The new performance is highly accomplished, in ways that reward repeated listening. (It has been uploaded in its entirety to YouTube here and here. I don’t know whether this was done legally and whether the uploads will eventually be taken down.) In particular, the four soloists convey the drama without sacrificing musical beauty. The BBC Chorus sounds extremely well prepared, not least in several extended passages that make the work feel at times like a short oratorio. The recording was made during concert performances at London’s Barbican Concert Hall in January 2018. It is generally well miked, giving a good sense of the work. I had fun “staging” the thing in my mind as I listened.

Composer Enrique Grandos, circa 1914. One of the greatest composers to have come out of the Spanish-speaking world.

Previous recordings conducted by Rafael Frühbeck de Burgos and by Antoni Ros Marbà (the latter with María Bayo and Ramón Vargas) are unavailable at the moment, at least on CD. (I can find a few tracks from the Ros Marbà on Spotify. The whole Ros Marbà performance can currently be heard on YouTube. Also some excerpts, such as the final scene, with Bayo and Vargas.) So the work can be easily tasted. But if you are intrigued to have it on CD — with well-placed track markers and a printed libretto in Spanish and clear English—the new recording is the only game in town, and it’s a good one. The booklet essay is short but informative.

When will operas houses let us not just hear but see Granados’s Goyescas? One could pair it with another wonderful one-act opera, such as Zemlinsky’s startling A Florentine Tragedy (in German, based on a short play by Oscar Wilde) or Bernstein’s tart and tuneful Trouble in Tahiti. Supertitles would remove the problem of hearing a Spanish text. Indeed, I suspect that listeners who are at all accustomed to hearing opera in French or Italian will quickly begin to pick up many words and phrases in Goyescas and find that they aren’t looking at the supertitles all that often.

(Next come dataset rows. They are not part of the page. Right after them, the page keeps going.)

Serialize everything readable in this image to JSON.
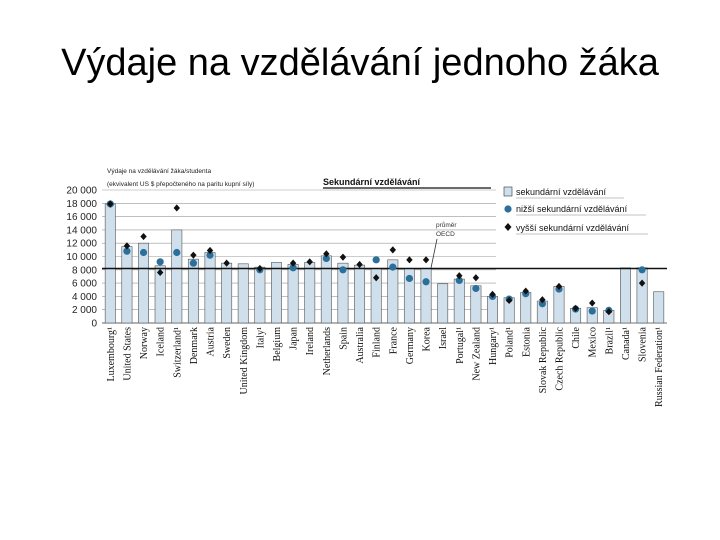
{
  "slide": {
    "title": "Výdaje na vzdělávání jednoho žáka"
  },
  "chart_data": {
    "type": "bar",
    "title": "Sekundární vzdělávání",
    "ylabel_line1": "Výdaje na vzdělávání žáka/studenta",
    "ylabel_line2": "(ekvivalent US $ přepočteného na paritu kupní síly)",
    "ylim": [
      0,
      20000
    ],
    "yticks": [
      "0",
      "2 000",
      "4 000",
      "6 000",
      "8 000",
      "10 000",
      "12 000",
      "14 000",
      "16 000",
      "18 000",
      "20 000"
    ],
    "oecd_label_line1": "průměr",
    "oecd_label_line2": "OECD",
    "oecd_average": 8200,
    "legend_position": "top-right",
    "colors": {
      "bar": "#cfe0ec",
      "lower": "#2c6f9a",
      "upper": "#111111"
    },
    "categories": [
      "Luxembourg¹",
      "United States",
      "Norway",
      "Iceland",
      "Switzerland¹",
      "Denmark",
      "Austria",
      "Sweden",
      "United Kingdom",
      "Italy¹",
      "Belgium",
      "Japan",
      "Ireland",
      "Netherlands",
      "Spain",
      "Australia",
      "Finland",
      "France",
      "Germany",
      "Korea",
      "Israel",
      "Portugal¹",
      "New Zealand",
      "Hungary¹",
      "Poland¹",
      "Estonia",
      "Slovak Republic",
      "Czech Republic",
      "Chile",
      "Mexico",
      "Brazil¹",
      "Canada¹",
      "Slovenia",
      "Russian Federation¹"
    ],
    "series": [
      {
        "name": "sekundární vzdělávání",
        "kind": "bar",
        "values": [
          17900,
          11500,
          12000,
          8600,
          14000,
          9600,
          10600,
          9000,
          8900,
          8400,
          9100,
          8800,
          9100,
          10100,
          9000,
          8700,
          8200,
          9500,
          8200,
          8200,
          5900,
          6600,
          5600,
          4000,
          3800,
          4600,
          3300,
          5500,
          2200,
          2300,
          1900,
          8300,
          8300,
          4700
        ]
      },
      {
        "name": "nižší sekundární vzdělávání",
        "kind": "circle",
        "values": [
          17900,
          10800,
          10600,
          9200,
          10600,
          9000,
          10200,
          null,
          null,
          8000,
          null,
          8300,
          null,
          9700,
          8000,
          null,
          9500,
          8400,
          6700,
          6200,
          null,
          6400,
          5200,
          4000,
          3600,
          4400,
          2900,
          5100,
          2100,
          1800,
          1900,
          null,
          8000,
          null
        ]
      },
      {
        "name": "vyšší sekundární vzdělávání",
        "kind": "diamond",
        "values": [
          17900,
          11600,
          13000,
          7600,
          17300,
          10200,
          10900,
          9000,
          null,
          8200,
          null,
          9000,
          9200,
          10400,
          9900,
          8800,
          6800,
          11000,
          9500,
          9500,
          null,
          7100,
          6800,
          4300,
          3400,
          4800,
          3500,
          5500,
          2200,
          3000,
          1700,
          null,
          6000,
          null
        ]
      }
    ]
  }
}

Imagine the excitement of experiencing, for the first time, an opera by one of the greatest composers to have come out of the Spanish-speaking world!

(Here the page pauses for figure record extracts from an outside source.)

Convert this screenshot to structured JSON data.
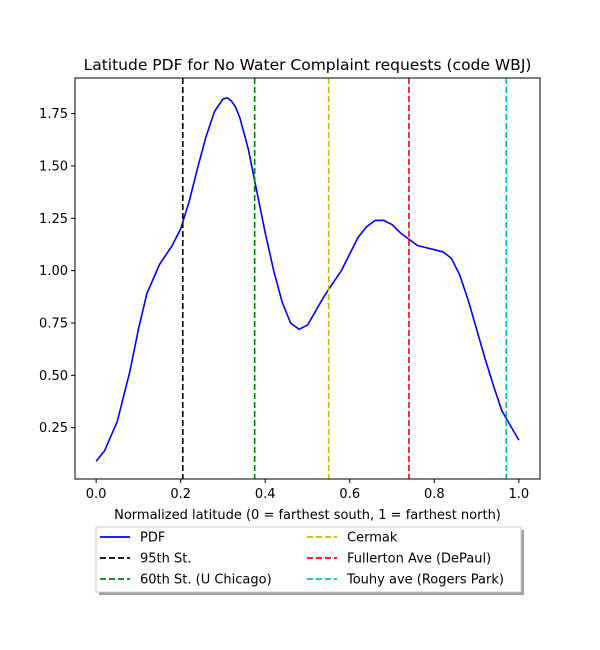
{
  "chart_data": {
    "type": "line",
    "title": "Latitude PDF for No Water Complaint  requests (code WBJ)",
    "xlabel": "Normalized latitude (0 = farthest south, 1 = farthest north)",
    "ylabel": "",
    "xlim": [
      -0.05,
      1.05
    ],
    "ylim": [
      0.005,
      1.92
    ],
    "x_ticks": [
      0.0,
      0.2,
      0.4,
      0.6,
      0.8,
      1.0
    ],
    "x_tick_labels": [
      "0.0",
      "0.2",
      "0.4",
      "0.6",
      "0.8",
      "1.0"
    ],
    "y_ticks": [
      0.25,
      0.5,
      0.75,
      1.0,
      1.25,
      1.5,
      1.75
    ],
    "y_tick_labels": [
      "0.25",
      "0.50",
      "0.75",
      "1.00",
      "1.25",
      "1.50",
      "1.75"
    ],
    "grid": false,
    "legend_placement": "below plot, two columns",
    "series": [
      {
        "name": "PDF",
        "color": "#0000ff",
        "style": "solid",
        "x": [
          0.0,
          0.02,
          0.05,
          0.08,
          0.1,
          0.12,
          0.15,
          0.18,
          0.2,
          0.22,
          0.24,
          0.26,
          0.28,
          0.3,
          0.31,
          0.32,
          0.33,
          0.34,
          0.36,
          0.38,
          0.4,
          0.42,
          0.44,
          0.46,
          0.48,
          0.5,
          0.52,
          0.54,
          0.56,
          0.58,
          0.6,
          0.62,
          0.64,
          0.66,
          0.68,
          0.7,
          0.72,
          0.74,
          0.76,
          0.78,
          0.8,
          0.82,
          0.84,
          0.86,
          0.88,
          0.9,
          0.92,
          0.94,
          0.96,
          0.98,
          1.0
        ],
        "values": [
          0.09,
          0.14,
          0.28,
          0.52,
          0.72,
          0.89,
          1.03,
          1.12,
          1.2,
          1.33,
          1.49,
          1.64,
          1.76,
          1.82,
          1.825,
          1.81,
          1.78,
          1.73,
          1.58,
          1.38,
          1.18,
          1.0,
          0.85,
          0.75,
          0.72,
          0.74,
          0.81,
          0.88,
          0.94,
          1.0,
          1.08,
          1.16,
          1.21,
          1.24,
          1.24,
          1.22,
          1.18,
          1.15,
          1.12,
          1.11,
          1.1,
          1.09,
          1.06,
          0.98,
          0.86,
          0.72,
          0.58,
          0.45,
          0.33,
          0.26,
          0.19
        ]
      }
    ],
    "vlines": [
      {
        "name": "95th St.",
        "x": 0.205,
        "color": "#000000",
        "style": "dashed"
      },
      {
        "name": "60th St. (U Chicago)",
        "x": 0.375,
        "color": "#008000",
        "style": "dashed"
      },
      {
        "name": "Cermak",
        "x": 0.55,
        "color": "#bfbf00",
        "style": "dashed"
      },
      {
        "name": "Fullerton Ave (DePaul)",
        "x": 0.74,
        "color": "#ff0000",
        "style": "dashed"
      },
      {
        "name": "Touhy ave (Rogers Park)",
        "x": 0.97,
        "color": "#00bfbf",
        "style": "dashed"
      }
    ]
  }
}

Ralph P. Locke is emeritus professor of musicology at the University of Rochester’s Eastman School of Music. Six of his articles have won the ASCAP-Deems Taylor Award for excellence in writing about music. His most recent two books are Musical Exoticism: Images and Reflections and Music and the Exotic from the Renaissance to Mozart (both Cambridge University Press). Both are now available in paperback; the second, also as an e-book. He contributes to American Record Guide and to the online arts-magazines NewYorkArts.net, OperaToday.com, and The Boston Musical Intelligencer. His articles have appeared in major scholarly journals, in OxfordMusicOnline (Grove Dictionary), and in the program books of major opera houses, e.g., Santa Fe (New Mexico), Wexford (Ireland), Glyndebourne, Covent Garden, and the Bavarian State Opera (Munich). The present review is freely based on one that he first published in American Record Guide and appears here by kind permission.

1 Comments

  1. K. Moore on October 24, 2022 at 2:46 pm

    Goyesca was performed in 1992 in Barcelona and can be viewed on YouTube. It was performed as a concert piece rather than a stage performance. Worth watching/listening to. The video was posted by the principal bassoonist of the Barcelona symphony.